Multimedia journalism and visual storytelling

In Italy, as in most western countries, mass media are producing shorter and shorter stories each day. They are sending repetitive and simple messages that make it very difficult to journalists to develop the complexities of international affairs.

At the same time, new digital technologies are providing these journalists with incredible tools capable of building up stories in countless different multimedia ways far from the classical documentary.
But, which space do these new long-term reportages have in the current media panorama?

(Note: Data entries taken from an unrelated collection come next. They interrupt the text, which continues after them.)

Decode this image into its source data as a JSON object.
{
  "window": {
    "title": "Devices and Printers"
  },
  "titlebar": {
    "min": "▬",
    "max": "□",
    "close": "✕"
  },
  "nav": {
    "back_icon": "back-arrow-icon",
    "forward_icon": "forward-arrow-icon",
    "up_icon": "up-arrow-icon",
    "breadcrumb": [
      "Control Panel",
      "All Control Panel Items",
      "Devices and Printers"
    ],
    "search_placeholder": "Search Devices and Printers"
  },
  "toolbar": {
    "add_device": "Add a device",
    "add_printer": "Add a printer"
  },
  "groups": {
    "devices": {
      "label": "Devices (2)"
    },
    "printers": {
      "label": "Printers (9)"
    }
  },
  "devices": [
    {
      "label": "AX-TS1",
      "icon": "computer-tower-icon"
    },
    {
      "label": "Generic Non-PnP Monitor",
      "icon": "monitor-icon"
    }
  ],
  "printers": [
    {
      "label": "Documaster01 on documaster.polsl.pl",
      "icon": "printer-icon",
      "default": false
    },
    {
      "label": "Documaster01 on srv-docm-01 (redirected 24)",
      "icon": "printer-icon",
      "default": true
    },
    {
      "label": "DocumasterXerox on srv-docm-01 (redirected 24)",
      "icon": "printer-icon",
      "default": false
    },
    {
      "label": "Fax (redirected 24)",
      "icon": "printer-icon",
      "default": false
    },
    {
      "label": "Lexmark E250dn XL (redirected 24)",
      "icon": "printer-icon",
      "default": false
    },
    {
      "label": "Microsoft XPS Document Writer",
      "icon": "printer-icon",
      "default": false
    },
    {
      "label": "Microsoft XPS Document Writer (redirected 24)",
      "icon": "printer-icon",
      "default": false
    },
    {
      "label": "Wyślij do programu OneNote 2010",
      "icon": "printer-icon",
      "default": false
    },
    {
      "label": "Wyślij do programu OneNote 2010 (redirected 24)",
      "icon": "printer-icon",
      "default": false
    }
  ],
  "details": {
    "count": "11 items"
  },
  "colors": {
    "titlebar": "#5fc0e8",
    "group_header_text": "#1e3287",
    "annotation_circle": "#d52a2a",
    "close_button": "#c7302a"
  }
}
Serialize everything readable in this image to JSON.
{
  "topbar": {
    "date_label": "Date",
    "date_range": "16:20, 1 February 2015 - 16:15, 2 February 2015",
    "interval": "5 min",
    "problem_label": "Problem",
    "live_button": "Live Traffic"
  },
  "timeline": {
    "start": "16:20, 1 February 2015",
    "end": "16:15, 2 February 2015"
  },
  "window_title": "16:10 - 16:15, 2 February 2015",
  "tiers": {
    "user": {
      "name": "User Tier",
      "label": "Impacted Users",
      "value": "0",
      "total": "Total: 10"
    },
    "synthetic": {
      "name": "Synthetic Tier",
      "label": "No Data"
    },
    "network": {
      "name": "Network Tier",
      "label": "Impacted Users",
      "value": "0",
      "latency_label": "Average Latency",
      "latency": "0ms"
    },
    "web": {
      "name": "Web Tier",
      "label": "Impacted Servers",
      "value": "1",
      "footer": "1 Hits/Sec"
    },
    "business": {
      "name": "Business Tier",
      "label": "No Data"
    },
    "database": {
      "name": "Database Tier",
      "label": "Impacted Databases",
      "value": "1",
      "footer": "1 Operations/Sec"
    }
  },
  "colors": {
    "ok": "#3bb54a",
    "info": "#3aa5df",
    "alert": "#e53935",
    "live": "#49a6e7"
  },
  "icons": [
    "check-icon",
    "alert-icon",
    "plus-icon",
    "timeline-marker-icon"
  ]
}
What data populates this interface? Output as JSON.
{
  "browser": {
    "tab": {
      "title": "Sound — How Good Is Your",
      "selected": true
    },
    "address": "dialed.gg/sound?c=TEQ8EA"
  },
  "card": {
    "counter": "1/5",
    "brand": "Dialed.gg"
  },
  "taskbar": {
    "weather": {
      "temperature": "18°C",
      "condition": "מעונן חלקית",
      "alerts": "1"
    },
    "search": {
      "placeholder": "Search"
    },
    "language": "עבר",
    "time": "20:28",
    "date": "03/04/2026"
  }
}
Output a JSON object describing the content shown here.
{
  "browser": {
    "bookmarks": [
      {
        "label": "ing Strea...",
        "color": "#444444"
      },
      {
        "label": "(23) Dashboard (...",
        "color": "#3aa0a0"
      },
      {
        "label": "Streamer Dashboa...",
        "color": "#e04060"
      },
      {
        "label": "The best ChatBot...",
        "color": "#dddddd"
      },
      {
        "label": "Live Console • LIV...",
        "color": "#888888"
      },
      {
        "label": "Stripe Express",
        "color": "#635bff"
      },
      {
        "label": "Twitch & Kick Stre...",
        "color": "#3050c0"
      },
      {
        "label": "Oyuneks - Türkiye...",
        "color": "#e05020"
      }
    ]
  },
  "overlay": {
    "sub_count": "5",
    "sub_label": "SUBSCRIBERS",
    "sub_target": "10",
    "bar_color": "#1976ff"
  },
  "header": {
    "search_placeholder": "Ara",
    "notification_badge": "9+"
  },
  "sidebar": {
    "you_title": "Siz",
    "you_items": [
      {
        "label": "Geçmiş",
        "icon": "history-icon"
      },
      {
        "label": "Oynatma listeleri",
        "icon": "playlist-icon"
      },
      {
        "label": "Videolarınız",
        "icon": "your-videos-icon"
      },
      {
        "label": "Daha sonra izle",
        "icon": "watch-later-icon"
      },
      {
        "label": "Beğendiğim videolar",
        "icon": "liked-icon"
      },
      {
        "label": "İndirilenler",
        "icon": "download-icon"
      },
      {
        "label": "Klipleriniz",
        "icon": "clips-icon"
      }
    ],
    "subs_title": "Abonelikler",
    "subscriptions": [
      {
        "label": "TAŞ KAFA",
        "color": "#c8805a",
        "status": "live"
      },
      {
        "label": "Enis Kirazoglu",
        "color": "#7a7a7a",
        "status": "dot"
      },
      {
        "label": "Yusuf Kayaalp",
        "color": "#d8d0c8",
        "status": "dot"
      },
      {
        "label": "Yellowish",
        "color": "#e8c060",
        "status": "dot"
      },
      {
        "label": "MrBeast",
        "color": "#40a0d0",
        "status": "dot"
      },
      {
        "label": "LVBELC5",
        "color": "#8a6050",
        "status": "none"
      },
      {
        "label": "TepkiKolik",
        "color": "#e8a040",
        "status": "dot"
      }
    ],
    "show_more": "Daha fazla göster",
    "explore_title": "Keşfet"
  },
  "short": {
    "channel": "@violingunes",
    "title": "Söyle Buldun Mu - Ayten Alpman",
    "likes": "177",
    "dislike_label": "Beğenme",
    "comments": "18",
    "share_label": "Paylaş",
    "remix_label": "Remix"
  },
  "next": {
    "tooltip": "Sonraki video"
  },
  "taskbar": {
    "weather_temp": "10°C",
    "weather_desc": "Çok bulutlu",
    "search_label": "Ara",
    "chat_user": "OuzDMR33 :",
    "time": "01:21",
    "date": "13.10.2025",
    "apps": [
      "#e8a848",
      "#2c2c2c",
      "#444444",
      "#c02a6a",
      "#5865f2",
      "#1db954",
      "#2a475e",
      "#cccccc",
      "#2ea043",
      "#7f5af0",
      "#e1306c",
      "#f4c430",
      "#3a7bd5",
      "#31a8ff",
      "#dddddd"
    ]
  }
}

This question was the axe of the panel discussion Multimedia journalism and visual storytelling at the International Journalism Festival 2015. While the speakers did not reach any definitive solution, they had four examples of successful long-term cross-media projects to share.

The first work to be presented was Ruanda 20 Ans Après, an interactive story about the difficult relations between neighbours in a small Rwandan village 20 years before the genocide.

The author, Giordano Cossu, explained that the relations between these villagers would have been very difficult to just reflect on paper. Nevertheless, the interactive walk through the village, the interviews with its inhabitants and the infographics explaining their links make it much easier to understand.

“The fact that you can treat a story putting together different media allows you to find the best format for every point of the story,” the independent journalist said.

Giordano Cossu is also founder of the French company Hirva Lab, specialised in interactive and multimedia storytelling. He explained that this kind of storytelling “allows the viewer to be an active part of the story and that is stimulating”.

The Sochi Project was the next documentary project to be examined. It was produced by Prospektor, a Dutch storytelling company dedicated to long-multimedia projects. It intended to show to the world the violent reality of the Sochi area, before the Olympics started and Putin filled the international media with his biased portrayal of his country.

Its founder, Arnold van Bruggen, explained that Prospektor’s journalists have first the idea of the story they want to tell, and it changes until finding the best way of telling it.

After showing different successful multimedia reportages, he said: “Many people find these multimedia documentaries a piece of art. But we want to be more journalists than artists”.

The Dark Side of the Italian Tomato is an interactive project, by the Italian data journalist Jacopo Ottaviani, which talks about how the agricultural subventions in Europe are harming the industry in Ghana enormously.

“We wanted to find a way to link data journalism with traditional reporting -work in the field, statements by witnesses, etc.- and the final result is kind of halfway between the two approaches,” said the international journalist.

On a similar line goes the work of Andrea Marinelli, another Italian international journalist. “It’s no longer enough to use a video or a text,” he said. “The data gives you the opportunity to find more stories within the main story.”

His project Peninsula Hotel, which tells stories of talented and successful Italians –far from the classical ones always related with food and fashion- was funded as a branded product by an Italian phone company.

Marinelli said that this funding model still scares people in Italy “for the fear of selling yourself to a company just for the money”. But he thinks that this is the direction to which the business is moving.

“There is a problem of resourcing, but things are changing and also big media are following such an approach, sometimes internal projects, and sometimes external ones”, he concluded.